How your zones are calculated
Your maximum heart rate is estimated with the common formula
220 − your age. The five zones are then set as percentages of that maximum:
- Zone 1 (50–60%) — very light; warm-ups, cool-downs, and recovery.
- Zone 2 (60–70%) — light; builds aerobic base and endurance, often called the "fat-burning" zone.
- Zone 3 (70–80%) — moderate; improves aerobic fitness and efficiency.
- Zone 4 (80–90%) — hard; increases speed and performance.

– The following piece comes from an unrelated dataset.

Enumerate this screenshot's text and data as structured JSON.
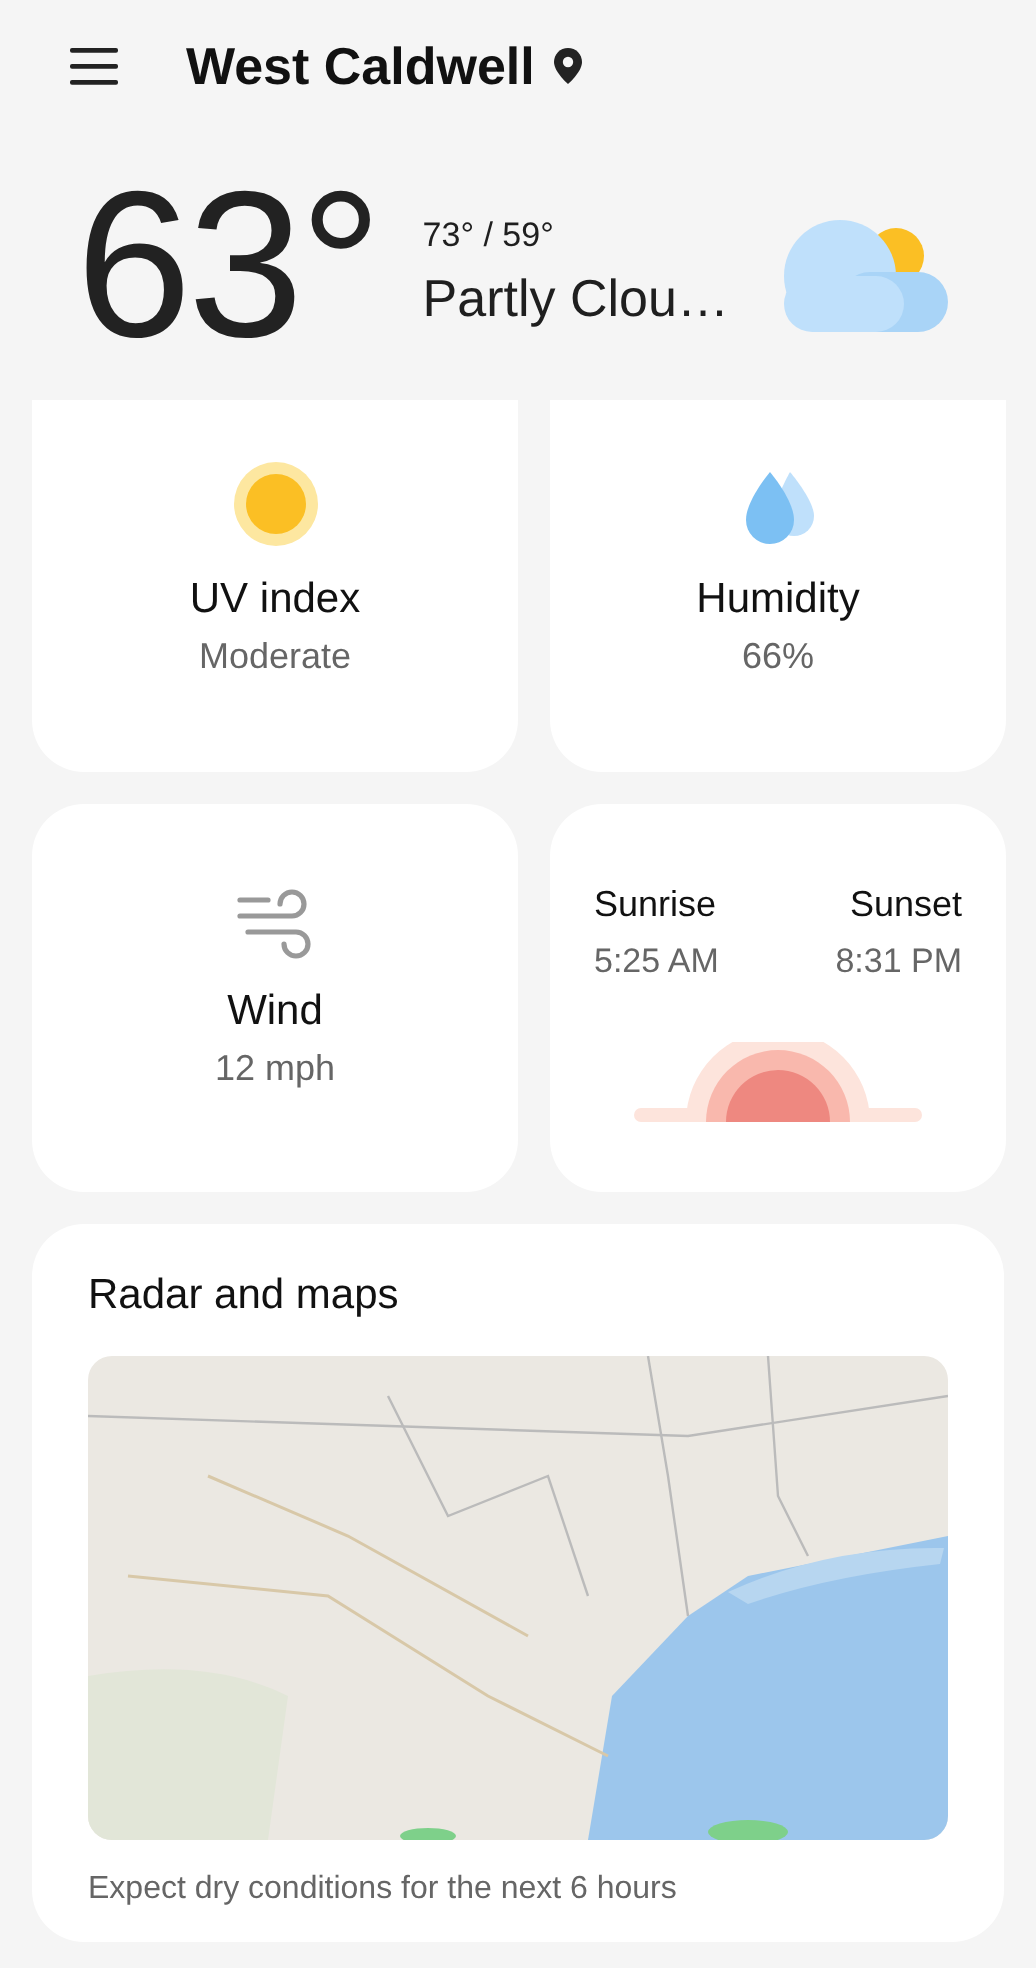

- Zone 5 (90–100%) — maximum; sustainable only in short bursts.
The Karvonen method
If you enter your resting heart rate, the calculator switches to the Karvonen (heart-rate reserve) method, which is more personalised. It works from your heart-rate reserve — the gap between your maximum and resting rates — so two people of the same age with different fitness levels get different zones. A fitter person with a lower resting rate gets zones tailored to them. Measure your resting heart rate first thing in the morning before getting up.
FAQ
Is "220 minus age" accurate?
It's a useful estimate but can be off by 10–15 bpm for any individual. For precise zones, a lab test or a maximal effort test under supervision gives your true maximum. The formula is fine for everyday training guidance.
Which zone should I train in?
For general health and endurance, most of your training should be in Zones 2–3, with occasional harder Zone 4–5 sessions. This "mostly easy, sometimes hard" balance is how many endurance athletes train.
Why use resting heart rate?
It reflects your fitness. Including it via the Karvonen method shifts your zones to match your cardiovascular condition, giving more meaningful targets than max-HR percentages alone.